情報交換が終わった私達は、あまりにも嫌な思いでしかない、私が封印された場所の辺りから進める道を探すことにした。そして、すぐに下の階に続く階段を見つけた。
「……下の方に続いてるな。ここから難しくなっていくんだな」
「いよいよ罠や魔物が出るのね。怖くない?」
「正直怖いよ。だけどここから出るためには進むしかないんだろ? せっかく俺達似た者同士が出会ったのに、ここで一緒にのたれ時ぬなんて御免だよ。そう思うだろ?」
「そうね。なら進みましょう。私達のこれからのためにも」
私達はゆっくりと階段を下りて行った。降りた先は、妙に明るくて整備された広い通路があった。魔道具すら無さそうに見えるけど、どこかに罠が仕掛けられているか、魔物がいきなり出てくるのでしょう。それがダンジョン。怪しい雰囲気が漂う。
※一時間経過
……一時間くらい進んだ先に、無事に下の階に続く階段を見つけたけど、なんか違和感を感じる。何故なら、罠もなければ魔物が出てこない……………………あれえ?
「……なあ、ミエダ、どういうことなんだ?」
「……言いたいことは分かるけど私も疑問に思うわ。何もなかったことでしょ?」
「……うん、何ていうかさあ」
「……だよねえ」
「…………お、お、おかしい! おかしいだろ! 何なんだよー!?」
ゼクトが耐え切れず叫んでしまった。正直、何なのかは私が聞きたいくらいだ。結構、緊張と不安でいっぱいだったのに、何もないと逆に嫌な感じがする。
「一時間も何もなかったぞ!? ここ本当にダンジョンか!? 罠や魔物は一体どうしたんだ! 一時間前の俺達の覚悟は何だったんだよ!?」
「まっ、まあまあ落ち着いてよ。私もおかしいと思うから……」
「あーもー! ダンジョンが古すぎてポンコツになったてのかよー!?」
「いや、流石にそんなことは……っ! もしかして……!」
「え? マジなのか?」
ゼクトの「古すぎて」という言葉を聞いて、悪い予想をしてしまった。「古すぎる」ということは、罠が老朽化してうまく作動しない可能性と魔物の生態系の変化の可能性がある。そんな予想をしてしまった。

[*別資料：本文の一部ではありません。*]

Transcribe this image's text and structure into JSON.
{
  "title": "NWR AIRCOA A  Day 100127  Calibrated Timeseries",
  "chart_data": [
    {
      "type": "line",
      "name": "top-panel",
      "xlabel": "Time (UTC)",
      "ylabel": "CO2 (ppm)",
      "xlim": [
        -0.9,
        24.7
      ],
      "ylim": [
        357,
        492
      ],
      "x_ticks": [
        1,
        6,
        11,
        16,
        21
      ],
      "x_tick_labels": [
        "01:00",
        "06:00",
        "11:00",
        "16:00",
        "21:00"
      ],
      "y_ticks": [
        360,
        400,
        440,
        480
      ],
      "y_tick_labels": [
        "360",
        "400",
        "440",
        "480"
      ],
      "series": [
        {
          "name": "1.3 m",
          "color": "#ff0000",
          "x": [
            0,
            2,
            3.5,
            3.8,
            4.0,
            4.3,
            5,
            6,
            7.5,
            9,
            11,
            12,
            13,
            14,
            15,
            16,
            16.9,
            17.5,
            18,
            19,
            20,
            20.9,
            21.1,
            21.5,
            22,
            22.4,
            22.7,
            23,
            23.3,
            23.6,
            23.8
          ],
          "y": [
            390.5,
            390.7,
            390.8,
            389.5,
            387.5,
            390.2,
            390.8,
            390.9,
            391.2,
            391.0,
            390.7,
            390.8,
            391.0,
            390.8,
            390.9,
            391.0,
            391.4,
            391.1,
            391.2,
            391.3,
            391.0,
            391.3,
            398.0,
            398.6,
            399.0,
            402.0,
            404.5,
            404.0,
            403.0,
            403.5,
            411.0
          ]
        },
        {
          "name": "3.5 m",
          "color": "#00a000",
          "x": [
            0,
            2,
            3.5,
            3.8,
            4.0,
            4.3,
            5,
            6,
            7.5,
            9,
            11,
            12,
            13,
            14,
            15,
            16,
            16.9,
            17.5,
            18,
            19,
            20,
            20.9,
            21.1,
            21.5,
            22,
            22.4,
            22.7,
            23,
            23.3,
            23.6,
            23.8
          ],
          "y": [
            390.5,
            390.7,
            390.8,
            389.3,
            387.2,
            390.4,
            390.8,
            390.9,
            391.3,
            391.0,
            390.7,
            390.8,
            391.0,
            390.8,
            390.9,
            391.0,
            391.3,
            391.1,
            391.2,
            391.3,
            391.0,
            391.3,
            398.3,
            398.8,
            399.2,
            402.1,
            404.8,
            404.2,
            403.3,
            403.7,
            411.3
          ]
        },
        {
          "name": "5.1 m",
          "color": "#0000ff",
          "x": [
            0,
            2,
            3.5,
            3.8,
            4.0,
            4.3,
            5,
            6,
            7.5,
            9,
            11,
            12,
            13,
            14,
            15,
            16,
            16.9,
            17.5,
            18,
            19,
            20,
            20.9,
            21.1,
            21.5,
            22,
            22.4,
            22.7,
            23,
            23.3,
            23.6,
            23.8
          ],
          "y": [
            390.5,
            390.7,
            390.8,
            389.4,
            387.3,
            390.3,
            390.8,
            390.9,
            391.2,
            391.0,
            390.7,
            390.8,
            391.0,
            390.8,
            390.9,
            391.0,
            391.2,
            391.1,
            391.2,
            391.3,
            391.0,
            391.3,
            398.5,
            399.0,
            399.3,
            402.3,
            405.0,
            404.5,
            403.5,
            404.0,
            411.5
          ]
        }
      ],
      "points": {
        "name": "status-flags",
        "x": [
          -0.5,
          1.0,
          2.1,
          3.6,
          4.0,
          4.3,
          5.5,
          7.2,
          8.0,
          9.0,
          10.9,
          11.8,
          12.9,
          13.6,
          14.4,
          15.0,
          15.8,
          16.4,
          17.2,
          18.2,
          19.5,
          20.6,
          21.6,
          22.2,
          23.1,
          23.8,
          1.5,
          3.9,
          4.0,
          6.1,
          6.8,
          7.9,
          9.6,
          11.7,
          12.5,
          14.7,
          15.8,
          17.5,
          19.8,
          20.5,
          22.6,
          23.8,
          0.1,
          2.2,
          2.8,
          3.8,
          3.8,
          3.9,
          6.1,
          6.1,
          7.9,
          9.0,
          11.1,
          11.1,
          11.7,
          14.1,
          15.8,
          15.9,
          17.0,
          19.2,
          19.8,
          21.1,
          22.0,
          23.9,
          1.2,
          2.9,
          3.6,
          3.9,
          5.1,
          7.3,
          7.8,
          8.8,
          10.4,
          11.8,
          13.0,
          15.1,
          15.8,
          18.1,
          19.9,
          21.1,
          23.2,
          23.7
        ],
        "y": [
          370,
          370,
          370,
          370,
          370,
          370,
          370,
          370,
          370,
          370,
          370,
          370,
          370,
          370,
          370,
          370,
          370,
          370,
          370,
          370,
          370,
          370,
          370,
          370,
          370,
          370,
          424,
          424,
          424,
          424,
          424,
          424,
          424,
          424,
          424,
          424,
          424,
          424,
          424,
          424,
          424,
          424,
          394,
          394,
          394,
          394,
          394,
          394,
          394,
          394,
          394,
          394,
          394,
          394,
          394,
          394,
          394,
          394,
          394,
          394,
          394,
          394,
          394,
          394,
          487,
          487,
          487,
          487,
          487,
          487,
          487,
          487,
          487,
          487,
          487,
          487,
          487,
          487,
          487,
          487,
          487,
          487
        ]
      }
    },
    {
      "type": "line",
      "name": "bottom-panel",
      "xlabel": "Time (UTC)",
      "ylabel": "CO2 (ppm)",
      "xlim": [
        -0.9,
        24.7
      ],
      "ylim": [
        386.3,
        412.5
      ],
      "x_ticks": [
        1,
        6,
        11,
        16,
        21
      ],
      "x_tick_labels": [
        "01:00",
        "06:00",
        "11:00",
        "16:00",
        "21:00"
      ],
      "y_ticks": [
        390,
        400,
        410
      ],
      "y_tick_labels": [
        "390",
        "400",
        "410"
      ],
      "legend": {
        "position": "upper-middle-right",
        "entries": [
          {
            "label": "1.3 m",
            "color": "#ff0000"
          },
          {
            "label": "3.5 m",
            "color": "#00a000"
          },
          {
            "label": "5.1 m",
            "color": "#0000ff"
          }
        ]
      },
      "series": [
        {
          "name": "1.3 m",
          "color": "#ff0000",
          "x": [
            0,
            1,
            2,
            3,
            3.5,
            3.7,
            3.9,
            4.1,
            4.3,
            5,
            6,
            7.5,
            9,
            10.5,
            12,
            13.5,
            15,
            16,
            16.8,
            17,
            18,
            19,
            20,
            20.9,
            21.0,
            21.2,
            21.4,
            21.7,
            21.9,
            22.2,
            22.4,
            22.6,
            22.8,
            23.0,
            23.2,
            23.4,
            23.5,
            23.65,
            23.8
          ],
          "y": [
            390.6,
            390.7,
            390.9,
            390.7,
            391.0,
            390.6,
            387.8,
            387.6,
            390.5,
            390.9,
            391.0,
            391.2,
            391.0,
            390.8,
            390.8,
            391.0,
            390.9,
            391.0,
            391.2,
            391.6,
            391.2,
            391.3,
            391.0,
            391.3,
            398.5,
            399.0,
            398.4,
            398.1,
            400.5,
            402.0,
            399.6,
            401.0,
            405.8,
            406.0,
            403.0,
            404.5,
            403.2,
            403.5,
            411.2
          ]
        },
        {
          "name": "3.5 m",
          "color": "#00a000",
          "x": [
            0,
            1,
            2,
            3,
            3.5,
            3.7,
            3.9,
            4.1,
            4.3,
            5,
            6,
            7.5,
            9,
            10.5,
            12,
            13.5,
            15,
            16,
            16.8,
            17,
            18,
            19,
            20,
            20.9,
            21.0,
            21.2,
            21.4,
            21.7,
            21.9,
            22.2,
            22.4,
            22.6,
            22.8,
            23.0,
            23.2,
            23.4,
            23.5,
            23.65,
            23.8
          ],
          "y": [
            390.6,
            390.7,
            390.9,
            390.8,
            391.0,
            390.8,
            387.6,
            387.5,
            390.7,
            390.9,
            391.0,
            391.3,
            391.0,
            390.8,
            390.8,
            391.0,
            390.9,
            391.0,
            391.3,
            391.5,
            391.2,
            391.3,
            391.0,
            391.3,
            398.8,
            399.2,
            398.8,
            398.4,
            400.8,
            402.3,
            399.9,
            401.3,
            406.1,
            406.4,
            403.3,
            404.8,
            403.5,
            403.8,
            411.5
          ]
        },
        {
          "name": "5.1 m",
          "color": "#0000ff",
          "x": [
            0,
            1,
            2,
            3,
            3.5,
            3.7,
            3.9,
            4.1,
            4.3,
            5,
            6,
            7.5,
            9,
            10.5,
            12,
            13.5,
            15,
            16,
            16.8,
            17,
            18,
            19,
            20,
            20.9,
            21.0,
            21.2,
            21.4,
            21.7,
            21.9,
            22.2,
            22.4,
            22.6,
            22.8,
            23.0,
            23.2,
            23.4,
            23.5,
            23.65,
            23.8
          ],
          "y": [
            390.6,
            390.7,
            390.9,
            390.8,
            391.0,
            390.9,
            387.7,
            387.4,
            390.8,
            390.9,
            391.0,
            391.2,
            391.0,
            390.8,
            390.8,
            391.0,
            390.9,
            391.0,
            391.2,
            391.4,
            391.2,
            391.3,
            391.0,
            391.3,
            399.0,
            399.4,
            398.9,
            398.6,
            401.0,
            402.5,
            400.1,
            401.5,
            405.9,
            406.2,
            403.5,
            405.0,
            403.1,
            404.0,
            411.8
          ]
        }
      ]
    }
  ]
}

「……ポンコツじゃないけど古すぎるのが問題ね、環境が変化したのかもしれない」
「え? どういうことだ?」
「長い年月を経て、ダンジョンの中の魔物の生態系が変化したかもしれないってことよ。ダンジョンの魔物だって生き物だから食べていく必要がある。」
「それがどうしたんだよ? 食べ物が無くなって絶滅したってことか?」
「そうかもしれないけど、食べ物を求めて下の階に移動したってこともありそうじゃない?」
「魔物が下の階に移動?」
「ゼクトの知識の中には、突然、ダンジョン内で確認されたことのなかった魔物が出たことがあるんでしょ。原因として、ある魔物が別の階に移動したことで、突然変異か進化したと考えられてるそうなら、このダンジョンでも起こってるんじゃないかしら?」
「そ、そういうことか……。さらに下の階に魔物が集まってるってことか?」
「そうなるわね。それも、さっき言ったように突然変異か進化した魔物がね」
「つまりこの先に待っているのは……」
「ゼクトの言ったように絶滅しているか、私の言ったように進化しているってことよ、ダンジョンの魔物がね」
「……」
私の予想はよく当たる。特に悪いほうがね。……はあ、嫌な予感がぬぐえない。ゼクトは反対に絶滅しているかもしれないと言ってるけど、魔物は強い生き物なのだから、生きるためならどんなことでもする。魔物が種族全体で絶滅するのは結構難しい。
…………でも、絶滅してくれてたらラッキーなんだけどね。
数時間後、ラッキー!なんてことは無かったことを思い知らされる。